The banks’ response to updated FASEA guidance demonstrates precisely why the government’s mandatory education agenda is misguided.
If you’re ever thinking about breaking the law, you better hope Rowena Orr is not prosecuting.
The young QC assisting the Royal Commission into Misconduct in the Banking, Superannuation and Financial Services Industry has provided some riveting reality television so far, systematically laying out the case against the banks as lending execs visibly squirm in their seats.
The hearings so far have not wasted any time with small talk – perhaps thankfully, given the $75 million taxpayer price tag – and Ms Orr and her colleagues have put forward allegations of behaviour more befitting Chicago mafia families than respected Australian financial institutions.

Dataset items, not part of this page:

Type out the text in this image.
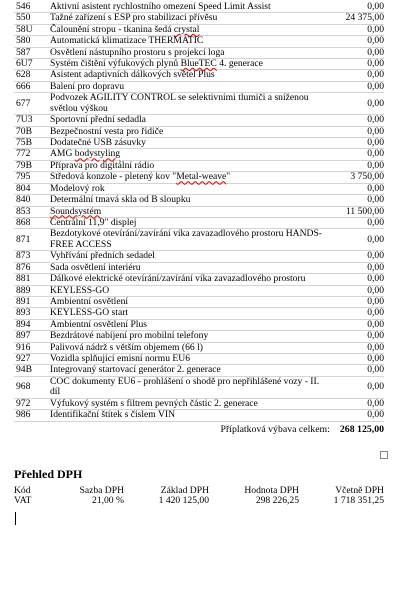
546	Aktivní asistent rychlostního omezení Speed Limit Assist	0,00
550	Tažné zařízení s ESP pro stabilizaci přívěsu	24 375,00
58U	Čalounění stropu - tkanina šedá crystal	0,00
580	Automatická klimatizace THERMATIC	0,00
587	Osvětlení nástupního prostoru s projekcí loga	0,00
6U7	Systém čištění výfukových plynů BlueTEC 4. generace	0,00
628	Asistent adaptivních dálkových světel Plus	0,00
666	Balení pro dopravu	0,00
677	Podvozek AGILITY CONTROL se selektivními tlumiči a sníženou světlou výškou	0,00
7U3	Sportovní přední sedadla	0,00
70B	Bezpečnostní vesta pro řidiče	0,00
75B	Dodatečné USB zásuvky	0,00
772	AMG bodystyling	0,00
79B	Příprava pro digitální rádio	0,00
795	Středová konzole - pletený kov "Metal-weave"	3 750,00
804	Modelový rok	0,00
840	Determální tmavá skla od B sloupku	0,00
853	Soundsystém	11 500,00
868	Centrální 11,9" displej	0,00
871	Bezdotykové otevírání/zavírání víka zavazadlového prostoru HANDS-FREE ACCESS	0,00
873	Vyhřívání předních sedadel	0,00
876	Sada osvětlení interiéru	0,00
881	Dálkové elektrické otevírání/zavírání víka zavazadlového prostoru	0,00
889	KEYLESS-GO	0,00
891	Ambientní osvětlení	0,00
893	KEYLESS-GO start	0,00
894	Ambientní osvětlení Plus	0,00
897	Bezdrátové nabíjení pro mobilní telefony	0,00
916	Palivová nádrž s větším objemem (66 l)	0,00
927	Vozidla splňující emisní normu EU6	0,00
94B	Integrovaný startovací generátor 2. generace	0,00
968	COC dokumenty EU6 - prohlášení o shodě pro nepřihlášené vozy - II. díl	0,00
972	Výfukový systém s filtrem pevných částic 2. generace	0,00
986	Identifikační štítek s číslem VIN	0,00
Příplatková výbava celkem: 268 125,00
Přehled DPH
Kód	Sazba DPH	Základ DPH	Hodnota DPH	Včetně DPH
VAT	21,00 %	1 420 125,00	298 226,25	1 718 351,25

In just a few short weeks, commissioner Kenneth Hayne has heard about bribes offered and accepted, crime syndicates formed and documents forged, painting a sinister picture that more than justifies the need for the inquiry in the first place.
And yet, while this spectacle unfolds to the disgust of Australian consumers, what is the issue that the lobby group representing banks thinks is worthy of media attention?

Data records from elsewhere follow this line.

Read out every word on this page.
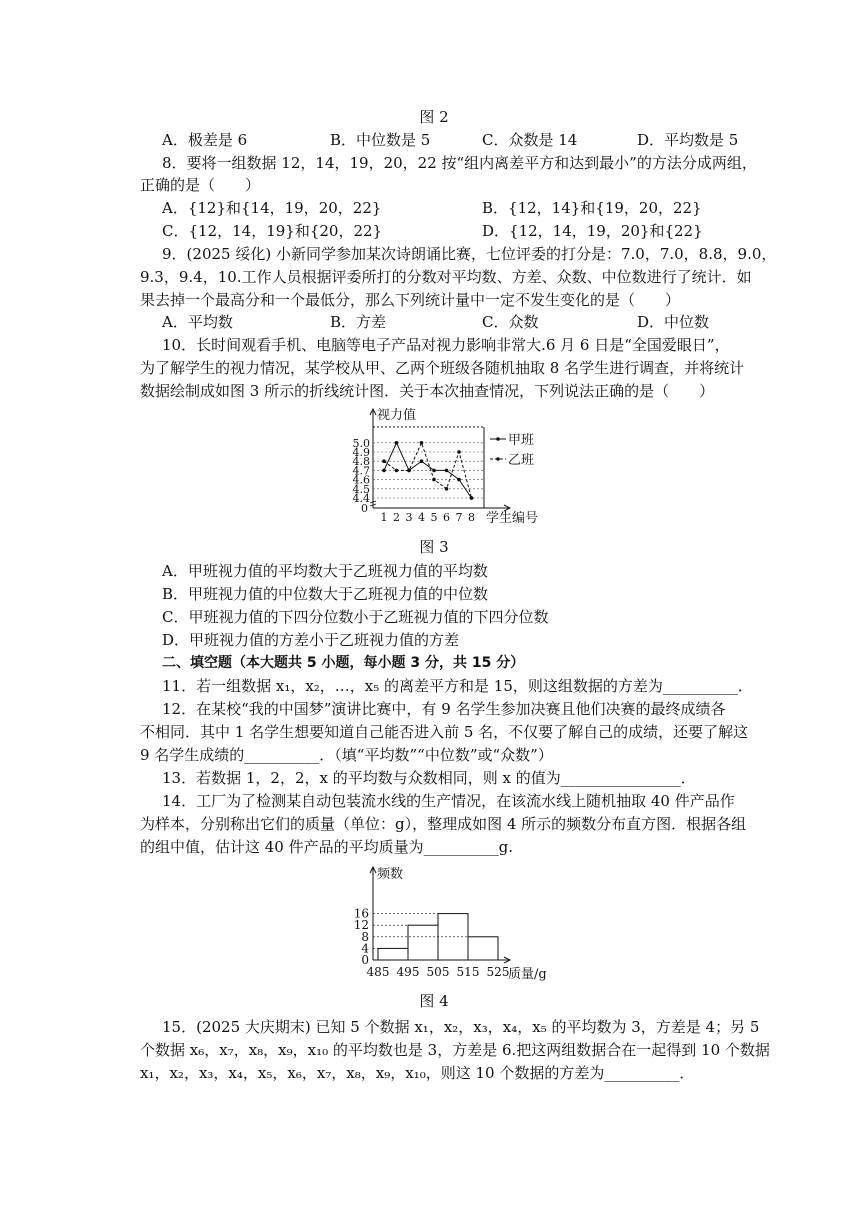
图 2
A．极差是 6	B．中位数是 5	C．众数是 14	D．平均数是 5
8．要将一组数据 12，14，19，20，22 按“组内离差平方和达到最小”的方法分成两组，
正确的是（　　）
A．{12}和{14，19，20，22}	B．{12，14}和{19，20，22}
C．{12，14，19}和{20，22}	D．{12，14，19，20}和{22}
9．(2025 绥化) 小新同学参加某次诗朗诵比赛，七位评委的打分是：7.0，7.0，8.8，9.0，
9.3，9.4，10.工作人员根据评委所打的分数对平均数、方差、众数、中位数进行了统计．如
果去掉一个最高分和一个最低分，那么下列统计量中一定不发生变化的是（　　）
A．平均数	B．方差	C．众数	D．中位数
10．长时间观看手机、电脑等电子产品对视力影响非常大.6 月 6 日是“全国爱眼日”，
为了解学生的视力情况，某学校从甲、乙两个班级各随机抽取 8 名学生进行调查，并将统计
数据绘制成如图 3 所示的折线统计图．关于本次抽查情况，下列说法正确的是（　　）
视力值
学生编号
0
4.4
4.5
4.6
4.7
4.8
4.9
5.0
1 2 3 4 5 6 7 8
甲班
乙班
图 3
A．甲班视力值的平均数大于乙班视力值的平均数
B．甲班视力值的中位数大于乙班视力值的中位数
C．甲班视力值的下四分位数小于乙班视力值的下四分位数
D．甲班视力值的方差小于乙班视力值的方差
二、填空题（本大题共 5 小题，每小题 3 分，共 15 分）
11．若一组数据 x₁，x₂，…，x₅ 的离差平方和是 15，则这组数据的方差为__________．
12．在某校“我的中国梦”演讲比赛中，有 9 名学生参加决赛且他们决赛的最终成绩各
不相同．其中 1 名学生想要知道自己能否进入前 5 名，不仅要了解自己的成绩，还要了解这
9 名学生成绩的__________．（填“平均数”“中位数”或“众数”）
13．若数据 1，2，2，x 的平均数与众数相同，则 x 的值为________________．
14．工厂为了检测某自动包装流水线的生产情况，在该流水线上随机抽取 40 件产品作
为样本，分别称出它们的质量（单位：g），整理成如图 4 所示的频数分布直方图．根据各组
的组中值，估计这 40 件产品的平均质量为__________g.
频数
质量/g
0
4
8
12
16
485 495 505 515 525
图 4
15．(2025 大庆期末) 已知 5 个数据 x₁，x₂，x₃，x₄，x₅ 的平均数为 3，方差是 4；另 5
个数据 x₆，x₇，x₈，x₉，x₁₀ 的平均数也是 3，方差是 6.把这两组数据合在一起得到 10 个数据
x₁，x₂，x₃，x₄，x₅，x₆，x₇，x₈，x₉，x₁₀，则这 10 个数据的方差为__________．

Education of financial advisers, of course.
On 21 March, the Australian Banking Association issued a statement weighing in on FASEA’s release that morning of fresh guidance on the mandatory professional standards regime for financial advisers.
The statement welcomed the announcement as “good news for customers” and signals the advice industry will now operate with “respect, trust and responsibility”.
Now, as a major employer and licensee of financial advisers of course the banks have a right to add to the conversation.
But at a time when their senior executives – all of whom have fancy degrees from fancy universities, it should be added – are being accused of heinous criminal behaviour, the decision to publicly endorse FASEA’s work is tone deaf at best or more likely a deliberate attempt to distract the media and consumers from the main show.
Well, ifa is not taking the bait.
Do you know what would be “good news for customers”?
Not hiding your ownership of AFSLs on page 50 of a Financial Services Guide.
Not money laundering on a major scale.
Not accepting bribes from criminal syndicates.
But the statement doesn't just smack of a desperate and tasteless media strategy. It also demonstrates the problem at the heart of the government’s education regime.
At the ASIC annual forum last week, responsible minister Kelly O’Dwyer outlined the government’s reasoning behind the regime.
“It is important to remember why these reforms are necessary – repeated instances of inappropriate or just plain bad advice has significantly eroded trust and confidence in the financial advice sector,” she said.
There is no doubt the latter has occurred and this publication has been at the forefront of holding rogue advisers to account.
But the logic in that sentence is fundamentally flawed. I would challenge Ms O’Dwyer to highlight a single case of “inappropriate or just plain bad advice” that has been causally related to a lack of education.
In most cases, and as the royal commission hearings thus far have shown, that bad advice was provided on the instruction or urging of a licensee or owner whose business mission was only ever to expand the precious pool of funds under management.
In other cases, the advice was provided by individuals who were simply immoral people and lack compassion and regard for others, instead motivated only by their own greed.
That’s why, you might say, the government has wisely now announced that all advisers will need to study FASEA’s shiny new code of ethics.
Yes, having an ethical framework is a good thing. But if you have reached adulthood and you don’t have that yet, then I think it is frankly too late.
Ethics are learnt in the home, not in government-mandated bridging courses.
Moreover, the suggestion that undertaking such a course will make a meaningful difference to the problems the royal commission is busy bringing to light is misleading and deceptive.
The argument initiated by the government and echoed by the ABA (or was it the other way around?) is deliberately trying to convince voters that a Band-Aid is a cure.
The banks have consistently pointed to education as an elixir, inking deals with providers like the FPA and others, and yet have consistently fallen short of community expectations.
We will be watching closely as Ms Orr’s questions continue to highlight just how ‘ethical’ that education has been.